Baltimore County officials prepare for storm that could bring 2 feet of snow

"Winter is coming." As snowstorm nears, how are Baltimore County officials protecting the "realm"?

Baltimore County officials met Friday morning in Towson to discuss preparedness measures for a major snowstorm slated to hit the region today and Saturday.

The snow is expected to start around 3 p.m. today, and the county's public works director, Ed Adams, said the county has asked contractors to come at 2 p.m. to prepare for a weekend of salting and plowing the county's 8,800 miles of roads.

"We'll take whatever nature gives us," Adams said.

At noon the National Weather Service released a map showing that Baltimore County will likely receive about two feet of snow. There are lower estimates, however, and that is what Adams is hoping for.

"I hate to say it, when you're hoping for a foot," he said.

Adams urged drivers to stay off the roads, noting that when cars are stuck in traffic, so are the county's trucks.

More than 550 county employees will be working during the storm.

Officials also detailed preparedness measures at an earlier media event, held Thursday at the county's Emergency Operations Center in Towson.

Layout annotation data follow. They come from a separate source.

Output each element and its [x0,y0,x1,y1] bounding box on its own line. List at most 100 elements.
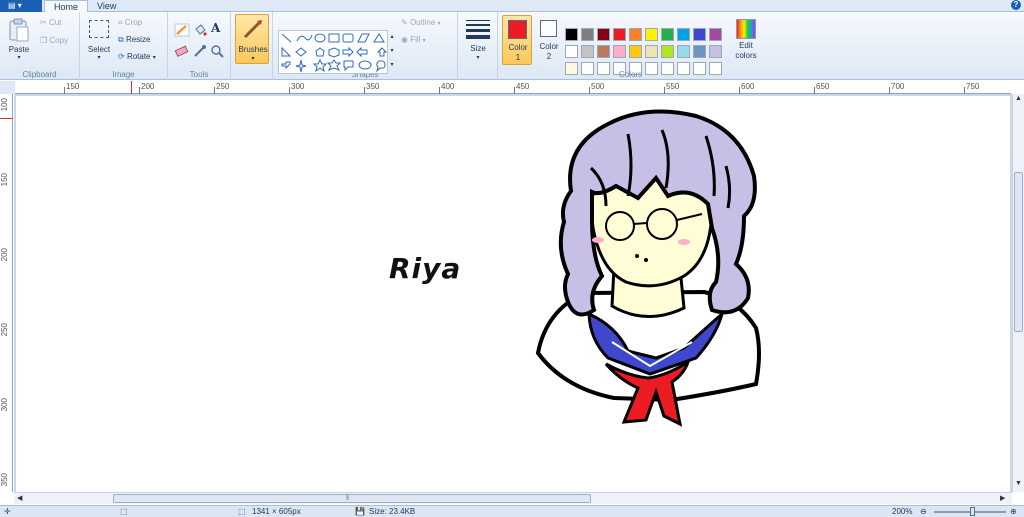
ruler-tick [514,87,515,94]
ruler-tick-label: 300 [0,398,9,412]
clipboard-group-label: Clipboard [22,70,57,79]
resize-label: Resize [125,35,151,44]
tools-group-label: Tools [189,70,209,79]
drawing-canvas[interactable]: Riya [16,96,1010,492]
ruler-tick [739,87,740,94]
ruler-tick-label: 650 [816,82,830,91]
shapes-gallery[interactable] [278,30,388,74]
cursor-position-icon: ✛ [4,507,11,516]
resize-icon: ⧉ [118,35,124,44]
select-label: Select [87,45,111,54]
paste-button[interactable]: Paste ▾ [4,16,34,64]
colors-group-label: Colors [618,70,643,79]
status-bar: ✛ ⬚ ⬚ 1341 × 605px 💾 Size: 23.4KB 200% ⊖… [0,505,1024,517]
vertical-scroll-thumb[interactable] [1014,172,1023,332]
scroll-down-icon[interactable]: ▼ [1015,480,1022,487]
file-size-icon: 💾 [355,507,365,516]
text-tool-icon[interactable]: A [211,21,220,35]
size-button[interactable]: Size ▾ [464,18,492,64]
ruler-tick-label: 350 [366,82,380,91]
fill-bucket-icon[interactable] [192,23,208,37]
zoom-in-icon[interactable]: ⊕ [1010,507,1017,516]
eraser-icon[interactable] [174,44,190,58]
paste-icon [9,18,29,42]
outline-icon: ✎ [401,18,408,27]
zoom-level: 200% [892,507,913,516]
ruler-tick-label: 200 [0,248,9,262]
image-group-label: Image [112,70,135,79]
shapes-gallery-icons [281,33,388,73]
scroll-left-icon[interactable]: ◀ [17,494,22,502]
select-button[interactable]: Select ▾ [84,16,114,64]
pencil-icon[interactable] [174,23,190,37]
rotate-label: Rotate [126,52,151,61]
shapes-scroll[interactable]: ▴ ▾ ▾ [388,30,396,74]
brushes-label: Brushes [238,45,268,54]
zoom-slider[interactable] [934,507,1006,516]
line-width-icon [466,20,490,39]
chevron-down-icon: ▾ [476,55,480,61]
zoom-out-icon[interactable]: ⊖ [920,507,927,516]
color-picker-icon[interactable] [192,44,208,58]
ruler-tick [139,87,140,94]
ruler-tick-label: 200 [141,82,155,91]
horizontal-scroll-thumb[interactable]: ⦀ [113,494,591,503]
ruler-tick-label: 550 [666,82,680,91]
ruler-tick [589,87,590,94]
chevron-down-icon: ▾ [251,56,255,62]
zoom-slider-thumb[interactable] [970,507,975,516]
crop-icon: ⌗ [118,18,123,27]
image-dimensions: 1341 × 605px [252,507,301,516]
clipboard-group: Paste ▾ ✂ Cut ❐ Copy Clipboard [0,12,80,80]
copy-button[interactable]: ❐ Copy [40,36,68,45]
size-group: Size ▾ [458,12,498,80]
cut-button[interactable]: ✂ Cut [40,18,61,27]
copy-icon: ❐ [40,36,48,45]
ruler-tick [814,87,815,94]
ruler-tick-label: 250 [0,323,9,337]
edit-colors-label: Edit colors [735,41,757,60]
horizontal-ruler: 150 200 250 300 350 400 450 500 550 600 650 700 750 [15,81,1011,94]
fill-label: Fill [410,35,421,44]
chevron-down-icon: ▾ [17,55,21,61]
brushes-button[interactable]: Brushes ▾ [235,14,269,64]
selection-size-icon: ⬚ [120,507,128,516]
tools-group: A Tools [168,12,231,80]
ruler-tick-label: 600 [741,82,755,91]
magnifier-icon[interactable] [210,44,226,58]
cut-label: Cut [48,18,62,27]
ruler-tick-label: 350 [0,473,9,487]
ribbon-tab-bar: ▤ ▾ Home View ? [0,0,1024,13]
rotate-button[interactable]: ⟳ Rotate ▾ [118,52,156,61]
ruler-tick-label: 250 [216,82,230,91]
paint-menu-button[interactable]: ▤ ▾ [0,0,42,12]
ruler-tick-label: 700 [891,82,905,91]
scroll-right-icon[interactable]: ▶ [1000,494,1005,502]
help-icon[interactable]: ? [1011,0,1021,10]
crop-label: Crop [124,18,143,27]
ruler-tick-label: 300 [291,82,305,91]
vertical-scrollbar[interactable]: ▲ ▼ [1012,94,1024,492]
ruler-tick [214,87,215,94]
chevron-down-icon: ▾ [422,38,426,44]
outline-button[interactable]: ✎ Outline ▾ [401,18,441,27]
resize-button[interactable]: ⧉ Resize [118,35,150,45]
select-icon [89,20,109,38]
scissors-icon: ✂ [40,18,47,27]
edit-colors-button[interactable]: Edit colors [730,15,762,65]
anime-girl-drawing [535,109,761,427]
size-label: Size [470,44,486,53]
rotate-icon: ⟳ [118,52,125,61]
chevron-down-icon: ▾ [437,21,441,27]
ruler-tick-label: 150 [66,82,80,91]
ruler-cursor-marker [131,81,132,94]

At that event, officials said this could be a severe, three-day event, similar to the Presidents Day storm of 2003 and one in 2010, when two storms hit the region three days apart.

"It still puts a pain in my gut," Adams said. "Kind of like I'm feeling right now."

According to the National Weather Service, heavy snow is expected to fall starting Friday evening. Forecasts predict about two feet of snow for all of Baltimore County.

The county's public schools announced that they will be closed Friday because of the weather.

The county will begin salting the roads as soon as snow begins to fall, forming a base layer. When there is enough snow to plow, they'll start plowing, focusing on keeping major routes open and then moving on to secondary roads.

"We're moving everyone out there that we can," Adams said.

Gov. Larry Hogan on Thursday declared a state of emergency beginning at 7 a.m. Friday in anticipation of the potentially record-breaking storm. The declaration gives Hogan powers to "deploy resources and make decisions to promote public safety," officials said.

The Maryland Emergency Management Agency, State Highway Administration and National Guard are preparing as well.

In Baltimore City, Mayor Stephanie Rawlings-Blake issued a city state of emergency that started at 4 p.m. The city's Emergency Operations Center will be activated at 9 a.m. Friday.

The county has 80,000 tons of salt in storage, County Executive Kevin Kamenetz said, which they'll use to keep roughly 8,700 roads clear.

It costs the county $108,000 an hour to salt the roads, and $54,000 an hour to plow. This year $6 million was set aside for snow removal in the county budget.

Before the storm it is important to think ahead, officials said. On the county level, that meant training plow drivers and coordinating with contractors earlier in the year. The county has also used GPS to map the most efficient routes possible, Kamenetz said.

County residents using wells should fill a bathtub up with water, and all residents should make sure they have three days' worth of food, water and other supplies such as a radio. A full list of preparedness tips is available at www.baltimorecountymd.gov/snowfighter.

"It's a good opportunity to check on a neighbor ahead of time, make sure that they — especially someone that's elderly or infirm — make sure they have adequate supplies they might need," Kamenetz said.

Emergency meals have been distributed to some elderly individuals to help them get through the weekend. Emergency shelters are also available; for more information, call 410-853-3000, option 2.

Director of Health and Human Services Gregory Branch told residents to look out for hypothermia in people and pets. Symptoms include shivering, confusion and fumbling of hands. Branch also said it is important to take frequent breaks when shoveling snow.

The county will be communicating with BGE throughout the storm, Kamenetz said. The power utility did maintenance, including cutting trees, ahead of the storm to prevent outages.

Officials asked residents to stay off the roads and park off the street if possible. Drivers should give themselves extra time to get to and from destinations, and leave extra room between vehicles.

"If you don't have to drive, you shouldn't. I think that's the key to preventing future problems," county Police Chief Jim Johnson said.

Two years ago the county started transitioning to vehicles with front-wheel drive, which has helped them get around in inclement weather.

Referencing the television show "Game of Thrones," Kamenetz said the county is ready for the storm.

"Winter is coming," Kamenetz said. "And our realm must be protected."